# Serial Version ID?



## nrg (15. Dez 2009)

Hallo Zusammen,

ich hab mich jetzt schon öfters gefragt, was die Entwicklungsumgebung Eclipse mir damit sagen will:







Was ist die Serial Version ID und warum soll man die als konstantes Attribut reinnehmen?

Danke und Grüße
andi


----------



## The_S (15. Dez 2009)

Hat was mit Objektserialisierung zu tun:

Java Blog Buch : 09.08 Objekte speichern und laden (serialisieren/deserialisieren) (unter "Versionskontrolle")


----------



## nrg (15. Dez 2009)

achso, weil die Klasse Vector das Interface Serializable implementiert, ich damit Objekte vom typ Telefonbuch speichern könnte und dazu dann eine Seriennummer für die Klasse bräuchte??


----------



## The_S (15. Dez 2009)

erste zwei Teile: ja, letzter Teil ("Seriennummer für die Klasse bräuchte") nein, du brauchst die Nummer nicht, sie ist nur zu empfehlen (steht auch in dem Artikel).


----------



## maki (15. Dez 2009)

Wobei sich die Geister scheiden ob es wirlich empfehlenswert immer ist eine SUID zu haben, denn dann geht man davon aus, zwischen verschiedenen Verisonen zu de-/serialisieren, und ich glaube das haben nur die wenigsten vor 
Für alle anderen ist die SUID gefährlich.


----------



## Spacerat (15. Dez 2009)

Also ich sag' mal: Wenn die IDE vor einer fehlenden SUID warnt, sollte man diese auch einfügen, denn wenn von der JVM keine gefunden wird, wird diese aufgrund des Bytecodes stets neu berechnet und afaik werden dazu auch Member herangezogen, die nicht serialisiert werden sollten (transient).

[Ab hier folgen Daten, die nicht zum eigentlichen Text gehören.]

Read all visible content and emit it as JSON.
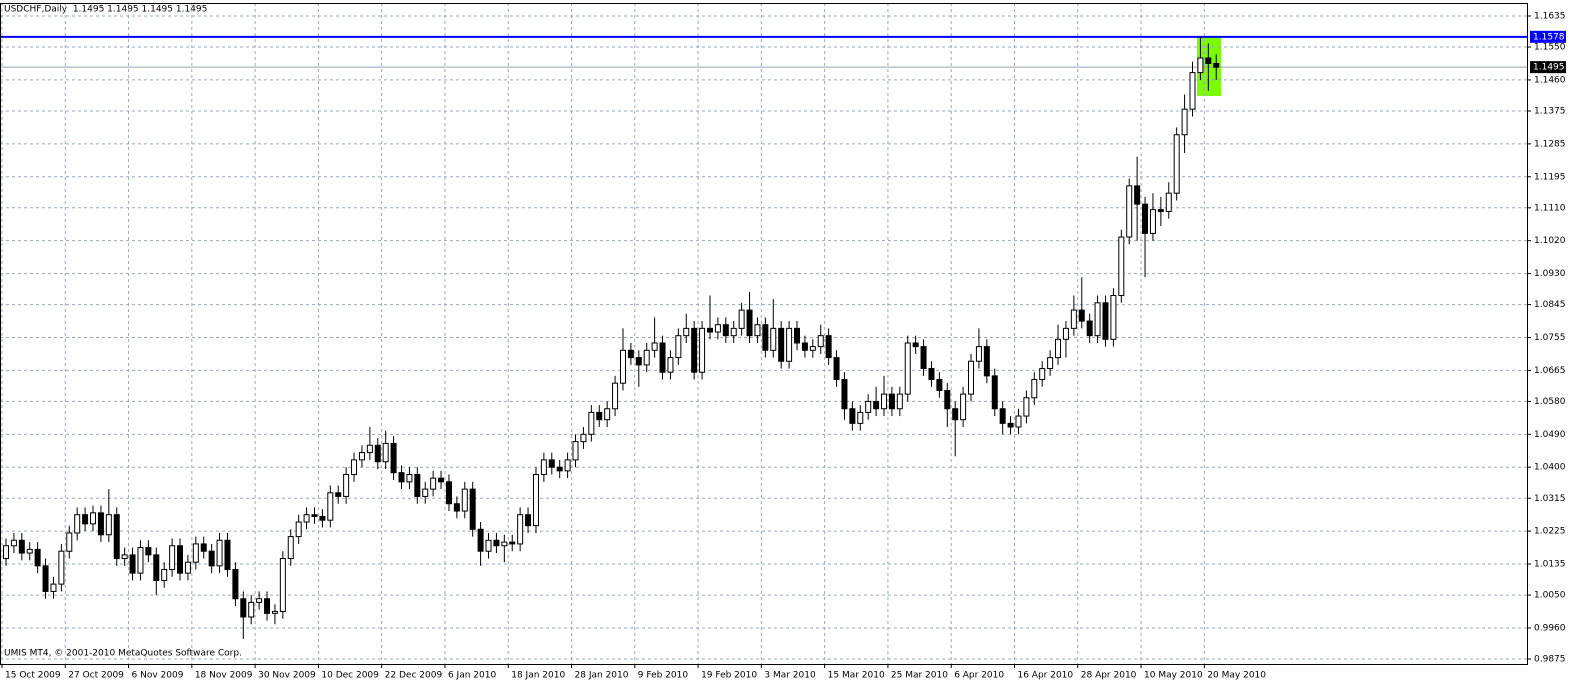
{
  "chart_data": {
    "type": "candlestick",
    "title": "USDCHF,Daily  1.1495 1.1495 1.1495 1.1495",
    "copyright": "UMIS MT4, © 2001-2010 MetaQuotes Software Corp.",
    "grid": true,
    "up_color": "#ffffff",
    "down_color": "#000000",
    "ylim": [
      0.9875,
      1.1635
    ],
    "yticks": [
      1.1635,
      {
        "value": 1.155,
        "label": "1.1550"
      },
      {
        "value": 1.146,
        "label": "1.1460"
      },
      1.1375,
      1.1285,
      1.1195,
      {
        "value": 1.111,
        "label": "1.1110"
      },
      {
        "value": 1.102,
        "label": "1.1020"
      },
      {
        "value": 1.093,
        "label": "1.0930"
      },
      1.0845,
      1.0755,
      1.0665,
      {
        "value": 1.058,
        "label": "1.0580"
      },
      {
        "value": 1.049,
        "label": "1.0490"
      },
      {
        "value": 1.04,
        "label": "1.0400"
      },
      1.0315,
      1.0225,
      1.0135,
      {
        "value": 1.005,
        "label": "1.0050"
      },
      {
        "value": 0.996,
        "label": "0.9960"
      },
      0.9875
    ],
    "hlines": [
      {
        "value": 1.1578,
        "color": "#0000ff",
        "label_background": "#0000ff"
      },
      {
        "value": 1.1495,
        "color": "#8fa3b5",
        "label_background": "#000000"
      }
    ],
    "categories": [
      "15 Oct 2009",
      null,
      null,
      null,
      null,
      null,
      null,
      null,
      "27 Oct 2009",
      null,
      null,
      null,
      null,
      null,
      null,
      null,
      "6 Nov 2009",
      null,
      null,
      null,
      null,
      null,
      null,
      null,
      "18 Nov 2009",
      null,
      null,
      null,
      null,
      null,
      null,
      null,
      "30 Nov 2009",
      null,
      null,
      null,
      null,
      null,
      null,
      null,
      "10 Dec 2009",
      null,
      null,
      null,
      null,
      null,
      null,
      null,
      "22 Dec 2009",
      null,
      null,
      null,
      null,
      null,
      null,
      null,
      "6 Jan 2010",
      null,
      null,
      null,
      null,
      null,
      null,
      null,
      "18 Jan 2010",
      null,
      null,
      null,
      null,
      null,
      null,
      null,
      "28 Jan 2010",
      null,
      null,
      null,
      null,
      null,
      null,
      null,
      "9 Feb 2010",
      null,
      null,
      null,
      null,
      null,
      null,
      null,
      "19 Feb 2010",
      null,
      null,
      null,
      null,
      null,
      null,
      null,
      "3 Mar 2010",
      null,
      null,
      null,
      null,
      null,
      null,
      null,
      "15 Mar 2010",
      null,
      null,
      null,
      null,
      null,
      null,
      null,
      "25 Mar 2010",
      null,
      null,
      null,
      null,
      null,
      null,
      null,
      "6 Apr 2010",
      null,
      null,
      null,
      null,
      null,
      null,
      null,
      "16 Apr 2010",
      null,
      null,
      null,
      null,
      null,
      null,
      null,
      "28 Apr 2010",
      null,
      null,
      null,
      null,
      null,
      null,
      null,
      "10 May 2010",
      null,
      null,
      null,
      null,
      null,
      null,
      null,
      "20 May 2010",
      null
    ],
    "open": [
      1.015,
      1.0185,
      1.02,
      1.0165,
      1.0175,
      1.013,
      1.006,
      1.008,
      1.017,
      1.022,
      1.027,
      1.0245,
      1.0275,
      1.0215,
      1.027,
      1.015,
      1.016,
      1.011,
      1.018,
      1.016,
      1.009,
      1.012,
      1.0185,
      1.011,
      1.014,
      1.019,
      1.017,
      1.013,
      1.02,
      1.012,
      1.004,
      0.999,
      1.003,
      1.004,
      1.0,
      1.0005,
      1.015,
      1.021,
      1.025,
      1.027,
      1.0265,
      1.0255,
      1.033,
      1.032,
      1.038,
      1.042,
      1.044,
      1.046,
      1.0415,
      1.0465,
      1.0385,
      1.036,
      1.038,
      1.032,
      1.034,
      1.037,
      1.036,
      1.03,
      1.028,
      1.034,
      1.023,
      1.017,
      1.02,
      1.0185,
      1.0195,
      1.019,
      1.027,
      1.024,
      1.038,
      1.042,
      1.04,
      1.039,
      1.042,
      1.047,
      1.049,
      1.055,
      1.053,
      1.056,
      1.063,
      1.072,
      1.07,
      1.068,
      1.072,
      1.074,
      1.066,
      1.07,
      1.076,
      1.078,
      1.066,
      1.078,
      1.077,
      1.079,
      1.076,
      1.078,
      1.083,
      1.076,
      1.079,
      1.072,
      1.078,
      1.069,
      1.078,
      1.074,
      1.072,
      1.073,
      1.076,
      1.07,
      1.064,
      1.056,
      1.052,
      1.055,
      1.058,
      1.056,
      1.06,
      1.056,
      1.06,
      1.074,
      1.073,
      1.067,
      1.064,
      1.061,
      1.056,
      1.053,
      1.06,
      1.069,
      1.073,
      1.065,
      1.056,
      1.052,
      1.051,
      1.054,
      1.059,
      1.064,
      1.067,
      1.07,
      1.075,
      1.078,
      1.083,
      1.08,
      1.076,
      1.085,
      1.075,
      1.087,
      1.103,
      1.117,
      1.112,
      1.104,
      1.1105,
      1.11,
      1.115,
      1.131,
      1.138,
      1.148,
      1.152,
      1.1505
    ],
    "high": [
      1.0205,
      1.022,
      1.022,
      1.0195,
      1.0195,
      1.015,
      1.01,
      1.019,
      1.024,
      1.029,
      1.029,
      1.0295,
      1.0295,
      1.034,
      1.029,
      1.018,
      1.018,
      1.02,
      1.02,
      1.018,
      1.014,
      1.0205,
      1.0205,
      1.016,
      1.021,
      1.021,
      1.019,
      1.022,
      1.022,
      1.014,
      1.006,
      1.005,
      1.006,
      1.006,
      1.0025,
      1.017,
      1.023,
      1.027,
      1.029,
      1.029,
      1.0285,
      1.035,
      1.035,
      1.04,
      1.044,
      1.046,
      1.051,
      1.048,
      1.05,
      1.0485,
      1.0405,
      1.04,
      1.04,
      1.036,
      1.039,
      1.039,
      1.038,
      1.032,
      1.036,
      1.036,
      1.025,
      1.022,
      1.022,
      1.0215,
      1.0215,
      1.029,
      1.029,
      1.04,
      1.044,
      1.044,
      1.042,
      1.044,
      1.049,
      1.051,
      1.057,
      1.057,
      1.058,
      1.065,
      1.078,
      1.074,
      1.072,
      1.074,
      1.081,
      1.076,
      1.072,
      1.078,
      1.082,
      1.08,
      1.08,
      1.087,
      1.081,
      1.081,
      1.08,
      1.085,
      1.088,
      1.081,
      1.081,
      1.086,
      1.08,
      1.08,
      1.08,
      1.076,
      1.075,
      1.079,
      1.078,
      1.072,
      1.066,
      1.058,
      1.057,
      1.06,
      1.062,
      1.065,
      1.062,
      1.062,
      1.076,
      1.076,
      1.075,
      1.069,
      1.066,
      1.063,
      1.058,
      1.062,
      1.071,
      1.078,
      1.075,
      1.067,
      1.058,
      1.054,
      1.056,
      1.061,
      1.066,
      1.069,
      1.072,
      1.079,
      1.08,
      1.087,
      1.092,
      1.082,
      1.087,
      1.087,
      1.089,
      1.105,
      1.119,
      1.125,
      1.114,
      1.115,
      1.114,
      1.118,
      1.133,
      1.142,
      1.151,
      1.1578,
      1.156,
      1.153
    ],
    "low": [
      1.013,
      1.0165,
      1.0145,
      1.0145,
      1.011,
      1.004,
      1.004,
      1.006,
      1.015,
      1.02,
      1.0225,
      1.0225,
      1.0195,
      1.0195,
      1.013,
      1.013,
      1.009,
      1.009,
      1.014,
      1.005,
      1.007,
      1.01,
      1.009,
      1.009,
      1.012,
      1.015,
      1.011,
      1.011,
      1.01,
      1.002,
      0.993,
      0.997,
      1.001,
      0.998,
      0.997,
      0.9985,
      1.013,
      1.019,
      1.023,
      1.0245,
      1.0235,
      1.0235,
      1.03,
      1.03,
      1.036,
      1.04,
      1.042,
      1.0395,
      1.0395,
      1.0365,
      1.034,
      1.034,
      1.03,
      1.03,
      1.032,
      1.034,
      1.028,
      1.026,
      1.026,
      1.021,
      1.013,
      1.015,
      1.0165,
      1.014,
      1.017,
      1.017,
      1.022,
      1.022,
      1.036,
      1.038,
      1.037,
      1.037,
      1.04,
      1.045,
      1.047,
      1.051,
      1.051,
      1.054,
      1.061,
      1.068,
      1.062,
      1.066,
      1.07,
      1.064,
      1.064,
      1.068,
      1.074,
      1.064,
      1.064,
      1.075,
      1.075,
      1.074,
      1.074,
      1.076,
      1.074,
      1.074,
      1.07,
      1.07,
      1.067,
      1.067,
      1.072,
      1.07,
      1.07,
      1.071,
      1.068,
      1.062,
      1.053,
      1.05,
      1.05,
      1.053,
      1.054,
      1.054,
      1.054,
      1.054,
      1.058,
      1.071,
      1.065,
      1.062,
      1.059,
      1.051,
      1.043,
      1.051,
      1.058,
      1.067,
      1.063,
      1.054,
      1.049,
      1.049,
      1.049,
      1.052,
      1.057,
      1.062,
      1.065,
      1.068,
      1.07,
      1.076,
      1.078,
      1.074,
      1.074,
      1.073,
      1.073,
      1.085,
      1.101,
      1.102,
      1.092,
      1.102,
      1.106,
      1.108,
      1.113,
      1.126,
      1.136,
      1.146,
      1.143,
      1.146
    ],
    "close": [
      1.0185,
      1.02,
      1.0165,
      1.0175,
      1.013,
      1.006,
      1.008,
      1.017,
      1.022,
      1.027,
      1.0245,
      1.0275,
      1.0215,
      1.027,
      1.015,
      1.016,
      1.011,
      1.018,
      1.016,
      1.009,
      1.012,
      1.0185,
      1.011,
      1.014,
      1.019,
      1.017,
      1.013,
      1.02,
      1.012,
      1.004,
      0.999,
      1.003,
      1.004,
      1.0,
      1.0005,
      1.015,
      1.021,
      1.025,
      1.027,
      1.0265,
      1.0255,
      1.033,
      1.032,
      1.038,
      1.042,
      1.044,
      1.046,
      1.0415,
      1.0465,
      1.0385,
      1.036,
      1.038,
      1.032,
      1.034,
      1.037,
      1.036,
      1.03,
      1.028,
      1.034,
      1.023,
      1.017,
      1.02,
      1.0185,
      1.0195,
      1.019,
      1.027,
      1.024,
      1.038,
      1.042,
      1.04,
      1.039,
      1.042,
      1.047,
      1.049,
      1.055,
      1.053,
      1.056,
      1.063,
      1.072,
      1.07,
      1.068,
      1.072,
      1.074,
      1.066,
      1.07,
      1.076,
      1.078,
      1.066,
      1.078,
      1.077,
      1.079,
      1.076,
      1.078,
      1.083,
      1.076,
      1.079,
      1.072,
      1.078,
      1.069,
      1.078,
      1.074,
      1.072,
      1.073,
      1.076,
      1.07,
      1.064,
      1.056,
      1.052,
      1.055,
      1.058,
      1.056,
      1.06,
      1.056,
      1.06,
      1.074,
      1.073,
      1.067,
      1.064,
      1.061,
      1.056,
      1.053,
      1.06,
      1.069,
      1.073,
      1.065,
      1.056,
      1.052,
      1.051,
      1.054,
      1.059,
      1.064,
      1.067,
      1.07,
      1.075,
      1.078,
      1.083,
      1.08,
      1.076,
      1.085,
      1.075,
      1.087,
      1.103,
      1.117,
      1.112,
      1.104,
      1.1105,
      1.11,
      1.115,
      1.131,
      1.138,
      1.148,
      1.152,
      1.1505,
      1.1495
    ]
  }
}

Wenn die Klasse niemals zum Serialisieren gedacht ist, sollte man "1L" nehmen. Ansonsten lässt man eine SUID von der IDE berechnen und ändert diese in der Entwicklungsphase nicht mehr, solange sich am Serialisierungsvorgang nichts ändert (z.B. neuer Member soll serialisiert werden). Solange nur Methoden oder trantsistente Member der Klasse hinzugefügt oder geändert werden bleibt die einmal berechnete SUID gültig (im Gegensatz zur von der JVM stets neu berechneten). So können dann auch Objekte einer früheren Version in die neue Klasse deserialisiert werden. Diese Objekte sind also erst dann verloren, wenn sich der Serialisierungsvorgang geändert hat.
@maki: Dagegen, das es die wenigsten vorhaben, spricht, dass es sich meistens gar nicht vermeiden lässt.


----------



## The_S (18. Dez 2009)

Hm, also ich teile da eher die Meinung von maki. Wer serialisiert schon sein JFrame  . Und bevor nur das sinnlose 1L angegeben wird, bevorzuge ich die Annotation [c]@SuppressWarnings("serial")[/c]


----------



## Spacerat (18. Dez 2009)

Nun ja... Wenn ich ehrlich sein soll, hast du bei AWT-/Swing-Componenten irgendwie Recht. Es hätte genügt, wenn Applets nur serialisierbar gewesen wären. Aber was bitte ist am "1L" denn sinnlos? "SupressWarnings" zeugt nicht gerade von gutem Programmierstil und "1L" ist immerhin noch besser als von Kompilat zu Kompilat neu berechnet. Standard halt. Was solls... jedem das Seine.


----------



## w0ddes (18. Dez 2009)

Spacerat hat gesagt.:


> [...]
> Was solls... jedem das Seine.



Und auf dieses Statement hin: Keine weitere Diskussion! Jeder hat seine Art und da beide funktionieren ist doch alles okay


----------



## The_S (18. Dez 2009)

Spacerat hat gesagt.:


> Aber was bitte ist am "1L" denn sinnlos? "SupressWarnings" zeugt nicht gerade von gutem Programmierstil und "1L" ist immerhin noch besser als von Kompilat zu Kompilat neu berechnet. Standard halt. Was solls... jedem das Seine.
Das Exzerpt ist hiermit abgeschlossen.